Hermanos, me dirijo a sus almas: ¿no les convenció Dios de pecado en tiempos pasados? ¿No vino el Espíritu Santo y les demostró que ustedes eran culpables, aunque ningún ministro hubiere podido sacarlos jamás de su justicia propia? ¿No abogó la justicia de Cristo? ¿No llegó para decirles que sus obras eran como trapo de inmundicia? Y cuando ya casi habían decidido no escuchar Su voz, ¿no trajo consigo el tambor del infierno haciéndolo sonar junto a sus oídos, y pidiéndoles que miraran a través de la perspectiva de años futuros para ver el trono establecido, y los libros abiertos, y la espada blandida, y el infierno ardiendo, y los diablos aullando, y los condenados chillando por siempre? ¿Y no los convenció de esa manera del juicio venidero? Él es un poderoso abogado cuando argumenta en el alma acerca de pecado, de justicia y del juicio venidero.
¡Bendito abogado, argumenta en mi corazón, argumenta con mi conciencia! Cuando peque, infunde valor a mi conciencia para que me lo diga; cuando yerre, haz hablar a la conciencia de inmediato; y cuando me aparte y me vaya por caminos torcidos, entonces aboga la causa de la justicia, y ordéname que me quede en confusión, conociendo mi culpabilidad a los ojos de Dios.
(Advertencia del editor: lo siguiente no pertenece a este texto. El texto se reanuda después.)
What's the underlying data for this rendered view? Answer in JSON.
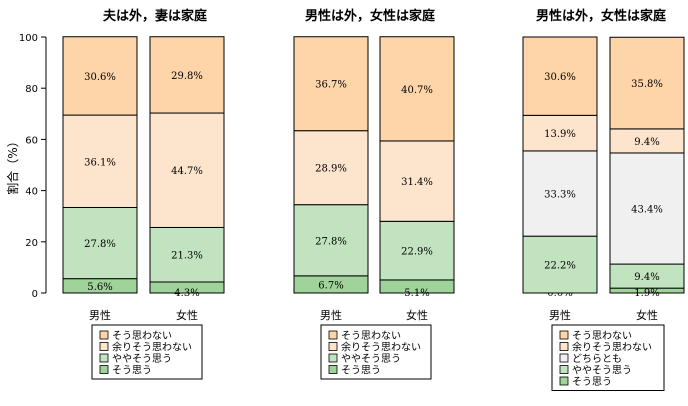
{
  "chart_data": {
    "type": "bar",
    "stacked": true,
    "ylabel": "割合（%）",
    "ylim": [
      0,
      100
    ],
    "yticks": [
      0,
      20,
      40,
      60,
      80,
      100
    ],
    "legend_placement": "below each panel",
    "categories": [
      "男性",
      "女性"
    ],
    "colors": {
      "そう思わない": "#fdd5a9",
      "余りそう思わない": "#fde4cd",
      "どちらとも": "#f0f0f0",
      "ややそう思う": "#c2e3bf",
      "そう思う": "#9fd39a"
    },
    "panels": [
      {
        "title": "夫は外，妻は家庭",
        "legend": [
          "そう思わない",
          "余りそう思わない",
          "ややそう思う",
          "そう思う"
        ],
        "series": [
          {
            "name": "そう思う",
            "values": [
              5.6,
              4.3
            ],
            "labels": [
              "5.6%",
              "4.3%"
            ]
          },
          {
            "name": "ややそう思う",
            "values": [
              27.8,
              21.3
            ],
            "labels": [
              "27.8%",
              "21.3%"
            ]
          },
          {
            "name": "余りそう思わない",
            "values": [
              36.1,
              44.7
            ],
            "labels": [
              "36.1%",
              "44.7%"
            ]
          },
          {
            "name": "そう思わない",
            "values": [
              30.6,
              29.8
            ],
            "labels": [
              "30.6%",
              "29.8%"
            ]
          }
        ]
      },
      {
        "title": "男性は外，女性は家庭",
        "legend": [
          "そう思わない",
          "余りそう思わない",
          "ややそう思う",
          "そう思う"
        ],
        "series": [
          {
            "name": "そう思う",
            "values": [
              6.7,
              5.1
            ],
            "labels": [
              "6.7%",
              "5.1%"
            ]
          },
          {
            "name": "ややそう思う",
            "values": [
              27.8,
              22.9
            ],
            "labels": [
              "27.8%",
              "22.9%"
            ]
          },
          {
            "name": "余りそう思わない",
            "values": [
              28.9,
              31.4
            ],
            "labels": [
              "28.9%",
              "31.4%"
            ]
          },
          {
            "name": "そう思わない",
            "values": [
              36.7,
              40.7
            ],
            "labels": [
              "36.7%",
              "40.7%"
            ]
          }
        ]
      },
      {
        "title": "男性は外，女性は家庭",
        "legend": [
          "そう思わない",
          "余りそう思わない",
          "どちらとも",
          "ややそう思う",
          "そう思う"
        ],
        "series": [
          {
            "name": "そう思う",
            "values": [
              0.0,
              1.9
            ],
            "labels": [
              "0.0%",
              "1.9%"
            ]
          },
          {
            "name": "ややそう思う",
            "values": [
              22.2,
              9.4
            ],
            "labels": [
              "22.2%",
              "9.4%"
            ]
          },
          {
            "name": "どちらとも",
            "values": [
              33.3,
              43.4
            ],
            "labels": [
              "33.3%",
              "43.4%"
            ]
          },
          {
            "name": "余りそう思わない",
            "values": [
              13.9,
              9.4
            ],
            "labels": [
              "13.9%",
              "9.4%"
            ]
          },
          {
            "name": "そう思わない",
            "values": [
              30.6,
              35.8
            ],
            "labels": [
              "30.6%",
              "35.8%"
            ]
          }
        ]
      }
    ]
  }
}
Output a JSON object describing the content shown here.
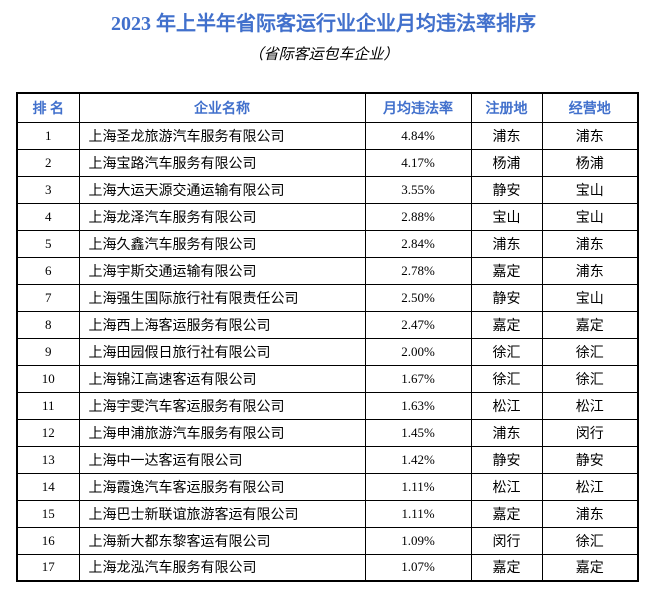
{
  "title": "2023 年上半年省际客运行业企业月均违法率排序",
  "subtitle": "（省际客运包车企业）",
  "colors": {
    "accent_blue": "#4170CC",
    "border_black": "#000000",
    "background": "#FFFFFF"
  },
  "table": {
    "headers": [
      "排 名",
      "企业名称",
      "月均违法率",
      "注册地",
      "经营地"
    ],
    "rows": [
      {
        "rank": "1",
        "company": "上海圣龙旅游汽车服务有限公司",
        "rate": "4.84%",
        "registered": "浦东",
        "operating": "浦东"
      },
      {
        "rank": "2",
        "company": "上海宝路汽车服务有限公司",
        "rate": "4.17%",
        "registered": "杨浦",
        "operating": "杨浦"
      },
      {
        "rank": "3",
        "company": "上海大运天源交通运输有限公司",
        "rate": "3.55%",
        "registered": "静安",
        "operating": "宝山"
      },
      {
        "rank": "4",
        "company": "上海龙泽汽车服务有限公司",
        "rate": "2.88%",
        "registered": "宝山",
        "operating": "宝山"
      },
      {
        "rank": "5",
        "company": "上海久鑫汽车服务有限公司",
        "rate": "2.84%",
        "registered": "浦东",
        "operating": "浦东"
      },
      {
        "rank": "6",
        "company": "上海宇斯交通运输有限公司",
        "rate": "2.78%",
        "registered": "嘉定",
        "operating": "浦东"
      },
      {
        "rank": "7",
        "company": "上海强生国际旅行社有限责任公司",
        "rate": "2.50%",
        "registered": "静安",
        "operating": "宝山"
      },
      {
        "rank": "8",
        "company": "上海西上海客运服务有限公司",
        "rate": "2.47%",
        "registered": "嘉定",
        "operating": "嘉定"
      },
      {
        "rank": "9",
        "company": "上海田园假日旅行社有限公司",
        "rate": "2.00%",
        "registered": "徐汇",
        "operating": "徐汇"
      },
      {
        "rank": "10",
        "company": "上海锦江高速客运有限公司",
        "rate": "1.67%",
        "registered": "徐汇",
        "operating": "徐汇"
      },
      {
        "rank": "11",
        "company": "上海宇雯汽车客运服务有限公司",
        "rate": "1.63%",
        "registered": "松江",
        "operating": "松江"
      },
      {
        "rank": "12",
        "company": "上海申浦旅游汽车服务有限公司",
        "rate": "1.45%",
        "registered": "浦东",
        "operating": "闵行"
      },
      {
        "rank": "13",
        "company": "上海中一达客运有限公司",
        "rate": "1.42%",
        "registered": "静安",
        "operating": "静安"
      },
      {
        "rank": "14",
        "company": "上海霞逸汽车客运服务有限公司",
        "rate": "1.11%",
        "registered": "松江",
        "operating": "松江"
      },
      {
        "rank": "15",
        "company": "上海巴士新联谊旅游客运有限公司",
        "rate": "1.11%",
        "registered": "嘉定",
        "operating": "浦东"
      },
      {
        "rank": "16",
        "company": "上海新大都东黎客运有限公司",
        "rate": "1.09%",
        "registered": "闵行",
        "operating": "徐汇"
      },
      {
        "rank": "17",
        "company": "上海龙泓汽车服务有限公司",
        "rate": "1.07%",
        "registered": "嘉定",
        "operating": "嘉定"
      }
    ]
  }
}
Pero hay todavía otro sentido en el que el Espíritu Santo intercede, y es que aboga nuestra causa con Jesucristo, con gemidos indecibles. ¡Oh alma mía, tú estás a punto de estallar dentro de mí! Oh corazón mío, tú estás henchido de dolor; la marea ardiente de mi emoción está muy cerca de desbordar los canales de mis venas. Anhelo hablar, pero el propio deseo encadena mi lengua. Deseo orar, pero el fervor de mi sentimiento reprime mi lenguaje. Hay un gemido interior que no puede ser expresado. ¿Saben quién puede expresar ese gemido, quién puede entenderlo, y quién puede ponerlo en un lenguaje celestial y enunciarlo en la lengua del cielo, para que Cristo lo oiga? ¡Oh, sí!, es Dios el Espíritu Santo; él aboga nuestra causa con Cristo, y luego Cristo la aboga con Su Padre. Él es el abogado que intercede por nosotros con gemidos indecibles.